Tim Oren’s blog is rising fast in my news reader, where I keep the blogs sorted in a rough rank order.
I highly recomend his recent essay No eBay of Blogs with which I largely agree.
But, on the otherhand… I think many people are missing out on how strong the synergies are between the client and the server in blogdom. That comments, trackbacks, identity, reputation, and moderating will all strengthen that entanglement. If that grows stronger it will be harder and harder to avoid a potent network effect emerging – one that appears to me to be much stronger to me than the document exchange network effect that makes the Microsoft Office so strong a monopoly. If you owned that, you’d get the hub, you’d be the eBay, you’d be the landlord. An embrace and extend strategy looks quite plausible here.
I don’t know if that’s any different an insight than saying the same thing about the client/server synergies around HTTP. Nobody grabbed that hub. Many tried though. The build out was so extremely fast, making hubs easier to grab since that reenforces the power-law. But the early winners were open, so at least the server side has managed to remain reasonably open. The client side remains in contest, but some poeple think the good fairy Ms. Open is starting to gain the upper hand there too.

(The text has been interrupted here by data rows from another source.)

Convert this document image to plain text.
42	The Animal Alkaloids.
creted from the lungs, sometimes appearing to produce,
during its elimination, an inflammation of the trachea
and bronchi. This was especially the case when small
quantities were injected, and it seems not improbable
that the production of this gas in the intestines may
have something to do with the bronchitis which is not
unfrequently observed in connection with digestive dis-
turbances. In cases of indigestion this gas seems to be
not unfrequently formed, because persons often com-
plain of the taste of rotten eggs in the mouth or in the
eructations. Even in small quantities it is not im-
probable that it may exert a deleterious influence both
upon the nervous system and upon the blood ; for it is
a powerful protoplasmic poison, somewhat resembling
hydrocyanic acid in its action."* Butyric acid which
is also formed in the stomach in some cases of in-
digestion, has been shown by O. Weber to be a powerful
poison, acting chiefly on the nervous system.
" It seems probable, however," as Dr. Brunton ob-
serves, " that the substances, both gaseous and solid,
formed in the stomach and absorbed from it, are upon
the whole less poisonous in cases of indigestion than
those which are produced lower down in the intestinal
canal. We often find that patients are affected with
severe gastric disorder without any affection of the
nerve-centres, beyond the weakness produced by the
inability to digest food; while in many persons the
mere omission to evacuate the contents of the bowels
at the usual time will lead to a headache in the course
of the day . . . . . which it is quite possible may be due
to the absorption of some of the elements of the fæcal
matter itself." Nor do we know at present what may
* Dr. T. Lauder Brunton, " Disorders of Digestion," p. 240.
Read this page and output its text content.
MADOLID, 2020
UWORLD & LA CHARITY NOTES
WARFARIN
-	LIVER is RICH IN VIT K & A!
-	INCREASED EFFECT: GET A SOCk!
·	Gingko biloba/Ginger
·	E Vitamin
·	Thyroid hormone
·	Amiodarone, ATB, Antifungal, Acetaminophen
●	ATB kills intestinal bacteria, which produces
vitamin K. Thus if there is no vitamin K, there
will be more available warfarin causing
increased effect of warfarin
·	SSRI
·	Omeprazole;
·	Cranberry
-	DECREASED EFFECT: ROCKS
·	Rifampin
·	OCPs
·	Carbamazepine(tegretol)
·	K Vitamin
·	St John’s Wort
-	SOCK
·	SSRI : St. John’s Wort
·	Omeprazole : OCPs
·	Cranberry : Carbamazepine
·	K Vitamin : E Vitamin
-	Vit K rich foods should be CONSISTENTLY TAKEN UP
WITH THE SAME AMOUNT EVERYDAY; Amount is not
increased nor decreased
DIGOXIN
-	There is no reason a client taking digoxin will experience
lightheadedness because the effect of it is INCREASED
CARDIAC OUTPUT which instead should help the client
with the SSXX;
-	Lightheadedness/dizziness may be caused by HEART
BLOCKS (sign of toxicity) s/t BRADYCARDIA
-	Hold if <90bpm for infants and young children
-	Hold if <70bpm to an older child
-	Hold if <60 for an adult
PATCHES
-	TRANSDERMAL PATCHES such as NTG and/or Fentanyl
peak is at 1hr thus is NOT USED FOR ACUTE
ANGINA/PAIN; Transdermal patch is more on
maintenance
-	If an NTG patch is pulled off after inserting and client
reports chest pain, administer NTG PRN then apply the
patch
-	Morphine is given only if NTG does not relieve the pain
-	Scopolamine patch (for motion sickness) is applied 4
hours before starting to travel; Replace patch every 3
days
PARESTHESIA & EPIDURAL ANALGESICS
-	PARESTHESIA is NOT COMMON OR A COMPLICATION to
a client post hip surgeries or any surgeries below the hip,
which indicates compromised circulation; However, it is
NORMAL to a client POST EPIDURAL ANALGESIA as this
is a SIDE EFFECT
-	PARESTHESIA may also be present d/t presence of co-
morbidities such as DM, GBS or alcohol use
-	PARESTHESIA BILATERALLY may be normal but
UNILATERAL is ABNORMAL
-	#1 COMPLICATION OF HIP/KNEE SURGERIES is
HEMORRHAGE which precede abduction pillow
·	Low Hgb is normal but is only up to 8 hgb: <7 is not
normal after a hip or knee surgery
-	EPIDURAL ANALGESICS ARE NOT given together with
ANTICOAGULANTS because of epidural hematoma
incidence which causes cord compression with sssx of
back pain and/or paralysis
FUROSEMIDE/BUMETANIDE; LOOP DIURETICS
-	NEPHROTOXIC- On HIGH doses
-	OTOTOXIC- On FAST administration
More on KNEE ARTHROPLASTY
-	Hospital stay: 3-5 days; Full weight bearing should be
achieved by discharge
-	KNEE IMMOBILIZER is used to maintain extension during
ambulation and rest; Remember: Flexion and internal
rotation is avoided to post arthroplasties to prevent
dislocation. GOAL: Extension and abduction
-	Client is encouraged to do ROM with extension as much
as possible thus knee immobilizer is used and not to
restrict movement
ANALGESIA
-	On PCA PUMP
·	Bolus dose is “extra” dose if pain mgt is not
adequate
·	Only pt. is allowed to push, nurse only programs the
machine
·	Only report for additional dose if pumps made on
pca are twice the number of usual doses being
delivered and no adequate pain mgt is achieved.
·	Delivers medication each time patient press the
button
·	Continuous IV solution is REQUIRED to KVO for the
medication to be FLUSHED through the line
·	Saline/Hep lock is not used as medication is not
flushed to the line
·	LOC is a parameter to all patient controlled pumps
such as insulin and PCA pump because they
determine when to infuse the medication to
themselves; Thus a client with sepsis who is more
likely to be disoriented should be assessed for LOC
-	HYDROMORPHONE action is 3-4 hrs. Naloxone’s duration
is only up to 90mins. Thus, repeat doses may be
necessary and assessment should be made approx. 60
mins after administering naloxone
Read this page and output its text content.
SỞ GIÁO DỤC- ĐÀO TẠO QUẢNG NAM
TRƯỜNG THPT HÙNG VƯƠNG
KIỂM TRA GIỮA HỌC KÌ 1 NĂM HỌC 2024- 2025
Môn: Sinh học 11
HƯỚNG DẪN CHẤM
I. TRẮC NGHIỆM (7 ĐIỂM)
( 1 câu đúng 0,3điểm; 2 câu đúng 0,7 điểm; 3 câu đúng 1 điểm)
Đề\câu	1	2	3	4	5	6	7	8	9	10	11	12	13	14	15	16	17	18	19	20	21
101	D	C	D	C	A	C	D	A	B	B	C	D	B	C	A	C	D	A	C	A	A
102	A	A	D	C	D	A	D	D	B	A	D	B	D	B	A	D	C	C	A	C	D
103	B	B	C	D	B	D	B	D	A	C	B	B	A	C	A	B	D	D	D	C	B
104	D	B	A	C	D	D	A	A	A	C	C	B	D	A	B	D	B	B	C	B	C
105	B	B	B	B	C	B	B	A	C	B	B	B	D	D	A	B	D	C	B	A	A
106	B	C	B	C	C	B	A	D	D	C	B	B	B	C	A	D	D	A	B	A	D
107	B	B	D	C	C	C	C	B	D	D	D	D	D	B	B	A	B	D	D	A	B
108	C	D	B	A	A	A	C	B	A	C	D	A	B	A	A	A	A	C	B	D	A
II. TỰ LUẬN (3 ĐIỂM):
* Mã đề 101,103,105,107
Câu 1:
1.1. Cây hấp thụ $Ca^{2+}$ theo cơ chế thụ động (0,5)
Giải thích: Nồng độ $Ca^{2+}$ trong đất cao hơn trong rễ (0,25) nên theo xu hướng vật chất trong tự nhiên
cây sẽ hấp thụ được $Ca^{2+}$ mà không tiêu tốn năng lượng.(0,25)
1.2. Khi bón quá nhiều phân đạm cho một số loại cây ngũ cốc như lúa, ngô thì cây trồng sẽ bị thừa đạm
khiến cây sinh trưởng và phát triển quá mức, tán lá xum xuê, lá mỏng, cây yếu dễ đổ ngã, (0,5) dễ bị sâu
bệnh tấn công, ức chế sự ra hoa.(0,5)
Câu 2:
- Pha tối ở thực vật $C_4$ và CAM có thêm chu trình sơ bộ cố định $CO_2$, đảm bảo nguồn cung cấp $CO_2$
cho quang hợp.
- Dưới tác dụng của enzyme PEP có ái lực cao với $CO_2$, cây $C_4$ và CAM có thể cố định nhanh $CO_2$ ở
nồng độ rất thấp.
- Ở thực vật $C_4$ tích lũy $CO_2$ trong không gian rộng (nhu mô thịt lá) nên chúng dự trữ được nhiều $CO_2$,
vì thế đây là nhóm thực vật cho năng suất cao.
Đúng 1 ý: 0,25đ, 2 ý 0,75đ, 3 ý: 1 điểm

One reason the landlord of HTTP was hard to grab is that powerlaws are more likely to emerge when new entrants lack the knowledge to make informed choices so they just pick the market leader. In the HTTP case folks installing servers tended to be highly knowledgable about the lock-in risk and hence valued open. I mention this because I don’t think that’s true about the majority of folks that will be adopting a blogging solution. If the client and server become one, as I suspect is likely, then that will further reenforce the emergance of a landlord of blogdom.